Doch zurück zu den neuen Kardinälen: Ihre Ausstattung sei im Grunde keine große Herausforderung, sagt der 48-jährige Ladenbesitzer. Das Outfit entspricht dem, was der künftige Kardinal schon als Bischof getragen hat. Wenn da nicht die Farbe wäre.

 

Die wollenen Soutanen und Chorhemden müssen zwingend in einem speziellen Rot leuchten, das fast schon ins Orangene geht, wenn die 21 Neuernannten vor den Papst treten. Gleiches gilt für die Schärpe um den Bauch, das Scheitelkäppchen und das Birett als Hut. Die Farbe steht für die Treue zum Papst bis hin zum Blutvergießen. Das Problem: Die «Accessoires» sind aus Moire-Seide gefertigt - und die ist in Kardinalsrot seit der Corona-Pandemie nur noch schwer zu bekommen. 

 

Ein wichtiger Stofflieferant hat damals geschlossen, wie Barbiconi berichtet. Seitdem könne es bis zu vier Monate dauern, bis die Stoffe geliefert werden. So viel Zeit haben die neuen Kardinäle aber nicht, die von ihrer Ernennung durch den Papst am 9. Juli erfuhren und an diesem Samstag Rot tragen müssen.

 

80 Euro pro Meter kostet die rote Spezialseide mittlerweile, sagt der Geschäftsmann und streicht über den Stoffballen. In den niedrigen Räumen im Untergeschoss sitzt eine Mitarbeiterin an einer pistaziengrünen Nähmaschine, die nach 19. Jahrhundert aussieht. Ein hauchdünner roter Faden blitzt festgespannt zwischen Spule und Nähfuß.

 

Etwa 2.000 Euro müssen neue Kardinäle für ihre Garderobe rechnen - Accessoires noch nicht einkalkuliert.

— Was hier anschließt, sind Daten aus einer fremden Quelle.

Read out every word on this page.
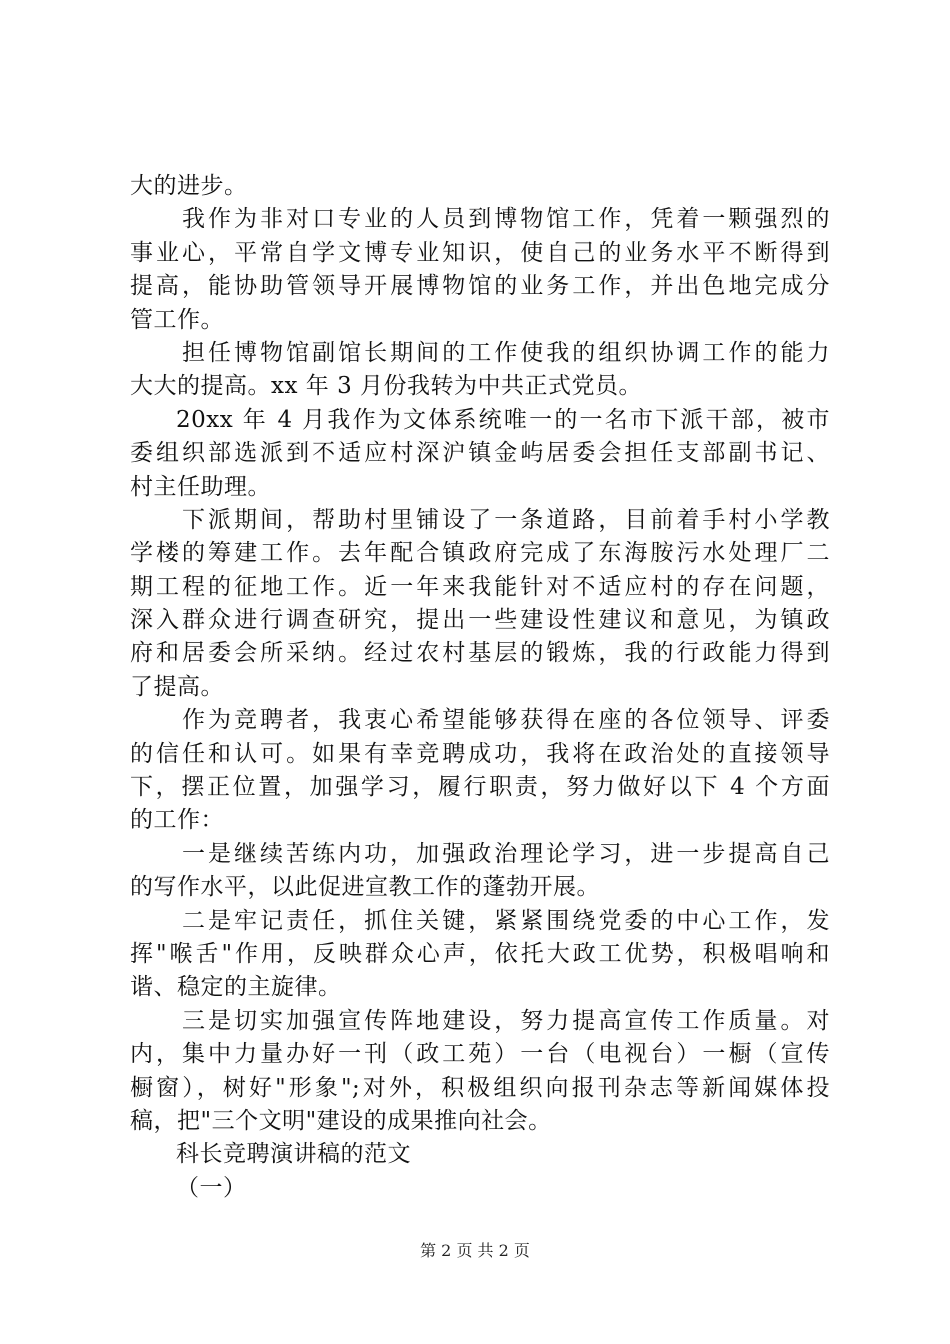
大的进步。
我作为非对口专业的人员到博物馆工作，凭着一颗强烈的
事业心，平常自学文博专业知识，使自己的业务水平不断得到
提高，能协助管领导开展博物馆的业务工作，并出色地完成分
管工作。
担任博物馆副馆长期间的工作使我的组织协调工作的能力
大大的提高。xx 年 3 月份我转为中共正式党员。
20xx 年 4 月我作为文体系统唯一的一名市下派干部，被市
委组织部选派到不适应村深沪镇金屿居委会担任支部副书记、
村主任助理。
下派期间，帮助村里铺设了一条道路，目前着手村小学教
学楼的筹建工作。去年配合镇政府完成了东海胺污水处理厂二
期工程的征地工作。近一年来我能针对不适应村的存在问题，
深入群众进行调查研究，提出一些建设性建议和意见，为镇政
府和居委会所采纳。经过农村基层的锻炼，我的行政能力得到
了提高。
作为竞聘者，我衷心希望能够获得在座的各位领导、评委
的信任和认可。如果有幸竞聘成功，我将在政治处的直接领导
下，摆正位置，加强学习，履行职责，努力做好以下 4 个方面
的工作：
一是继续苦练内功，加强政治理论学习，进一步提高自己
的写作水平，以此促进宣教工作的蓬勃开展。
二是牢记责任，抓住关键，紧紧围绕党委的中心工作，发
挥"喉舌"作用，反映群众心声，依托大政工优势，积极唱响和
谐、稳定的主旋律。
三是切实加强宣传阵地建设，努力提高宣传工作质量。对
内，集中力量办好一刊（政工苑）一台（电视台）一橱（宣传
橱窗），树好"形象";对外，积极组织向报刊杂志等新闻媒体投
稿，把"三个文明"建设的成果推向社会。
科长竞聘演讲稿的范文
（一）
第 2 页 共 2 页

Wirtschaftlich lohnen sich die Aufträge kaum, wie Barbiconi andeutet. Wichtiger sei die persönliche Beziehung. «Für uns ist ein Kardinal quasi ein Freund. Aus der Wahl, wo man seine Kleidung machen lässt, erwächst auch eine gewisse Verbundenheit.» Es sei etwas Besonderes, wenn ein Kunde Kardinal wird, der schon als Priester in den Laden gekommen ist.

 

Enger Zeitrahmen

 

Eine zweite Herausforderung ist der enge Zeitrahmen. Die neuen Kardinäle kommen aus vielen Enden der Erde. Der letzte seiner Auftraggeber sei erst Ende August zum Maßnehmen in Rom gewesen, sagt Barbiconi. Seine Schneider haben jetzt ziemlich genau einen Monat Zeit, um die bestellten Garderoben zu fertigen. Anders als bei Priestern wird die Ausstattung eines Kardinals vollständig von Hand hergestellt. Wegen der geringen Mengen würde eine Massenproduktion in Kardinalsrot auch kaum lohnen.

 

Um rechtzeitig fertig zu werden, kümmern sich bei Barbiconi in den kommenden Wochen drei Schneiderinnen und Schneider um kaum etwas anderes als die Kardinalskleider. Der letzte Auftraggeber wird seine Ausstattung am Freitag (29. September erhalten), am Tag vor der Zeremonie.

 

In der Regel findet eine letzte Anprobe im Laden statt, wie der Inhaber verrät. Manche Würdenträger kämen allein und handelten den Termin kurz und knapp ab. Andere brächten befreundete Priester oder ihren Sekretär mit und machten Erinnerungs-Selfies in ihren ersten kardinalsroten Outfits. Barbiconi zuckt gelassen mit den Schultern: «Es sind eben Menschen.»